Barbara is a young Polish orphan when she enters the Russian royal palace seeking the assistance of Empress Elizabeth, who once vowed to help her. Barbara, called Varvara by the Russians, is taken on as a spy, trained by the Chancellor in hearing careless remarks, sneaking down passages, deciphering facial expressions, and making love. When young Sophie comes to court as a bride for the Empress’s heir, Varvara is placed near her, urged to watch her every move. Sophie is not merely a docile bride for the future Tsar; she is the future Catherine the Great, and every disappointment she endures as a young woman is merely fuel for the great reign she will have over Russia.
Russia has always enchanted me, and lately it seems that it has enchanted many readers, too; after the popularity of Robert K. Massie’s newly released biography of Catherine the Great, The Winter Palace has arrived as an excellent fictional retelling of Catherine the Great’s life, capturing another tier of readers with the enthralling story of this Empress of All the Russias. This is the first of two halves, covering the period from Catherine’s arrival to the Russian court as Sophie, an obscure German princess, to her triumph as Empress Catherine the second.
Stachniak’s approach, showing us Catherine through the eyes of a woman who was her friend, is a very clever one, because it not only introduces us to a character we can care about, who is aware of all of the secrets in all aspects of Russian courtly life, but it also lets us view Catherine’s development through another pair of eyes. Varvara could have become a mute vehicle for Catherine, but instead she is a fully fleshed out character in her own right, with her own mistakes, successes, and loves outside of Catherine’s sphere. Her position makes her vulnerable and powerful simultaneously; as a bookbinder’s daughter with access to the most powerful people in Russia, she suffers from this odd dichotomy more than once. It’s easy to feel for her, especially when she uses the agency she has to make the wrong decisions, the repercussions of which she only comes to understand later on.
Of course, it’s probably Catherine who should be considered the star of the show here; from a young girl studying relentlessly in her room to understand Russian language and culture to a woman conscious of her power, she undergoes radical change in the course of this book. But because Varvara is close to her, it’s never hard to understand how that change has happened. We can almost witness her hardening, her learning, her ferocity growing as the politics begin to change and warp her innocence. The end of the book confirms that, perhaps, it happens sooner than we’d like to think, but it is a fascinating journey nonetheless.

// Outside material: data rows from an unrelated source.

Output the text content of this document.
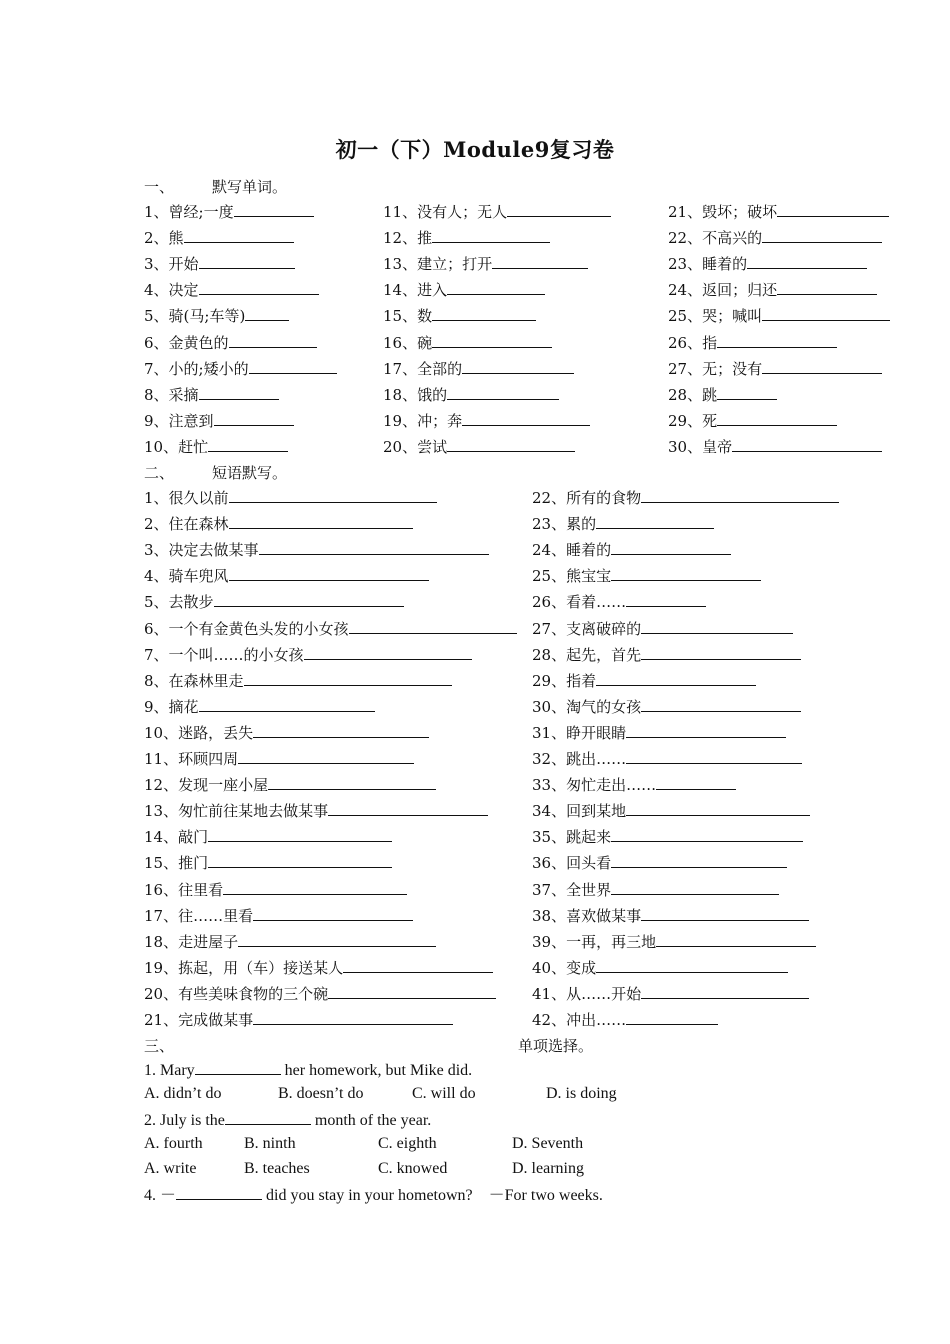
初一（下）Module9复习卷
一、	默写单词。
1、曾经;一度
2、熊
3、开始
4、决定
5、骑(马;车等)
6、金黄色的
7、小的;矮小的
8、采摘
9、注意到
10、赶忙
11、没有人；无人
12、推
13、建立；打开
14、进入
15、数
16、碗
17、全部的
18、饿的
19、冲；奔
20、尝试
21、毁坏；破坏
22、不高兴的
23、睡着的
24、返回；归还
25、哭；喊叫
26、指
27、无；没有
28、跳
29、死
30、皇帝
二、	短语默写。
1、很久以前
2、住在森林
3、决定去做某事
4、骑车兜风
5、去散步
6、一个有金黄色头发的小女孩
7、一个叫……的小女孩
8、在森林里走
9、摘花
10、迷路，丢失
11、环顾四周
12、发现一座小屋
13、匆忙前往某地去做某事
14、敲门
15、推门
16、往里看
17、往……里看
18、走进屋子
19、拣起，用（车）接送某人
20、有些美味食物的三个碗
21、完成做某事
22、所有的食物
23、累的
24、睡着的
25、熊宝宝
26、看着……
27、支离破碎的
28、起先，首先
29、指着
30、淘气的女孩
31、睁开眼睛
32、跳出……
33、匆忙走出……
34、回到某地
35、跳起来
36、回头看
37、全世界
38、喜欢做某事
39、一再，再三地
40、变成
41、从……开始
42、冲出……
三、	单项选择。
1. Mary	her homework, but Mike did.
A. didn’t do	B. doesn’t do	C. will do	D. is doing
2. July is the	month of the year.
A. fourth	B. ninth	C. eighth	D. Seventh
A. write	B. teaches	C. knowed	D. learning
4. －	did you stay in your hometown?　－For two weeks.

All of this excellent character development is wrapped up in the gorgeous settings of the Russian court, beautiful trappings for a scheming court. It’s easy to get lost in Stachniak’s writing and her evocative descriptions. The story is smoothly crafted, too; there were a few moments towards the middle of the book where I got impatient, mainly because I knew what was going to happen and I didn’t like waiting, but looking back, I think everything was necessary for the plot to wrap up completely. My mood matched that of the characters.
An excellent choice for historical fiction readers, especially those who are eager to learn about Russia or Catherine the Great. Highly recommended.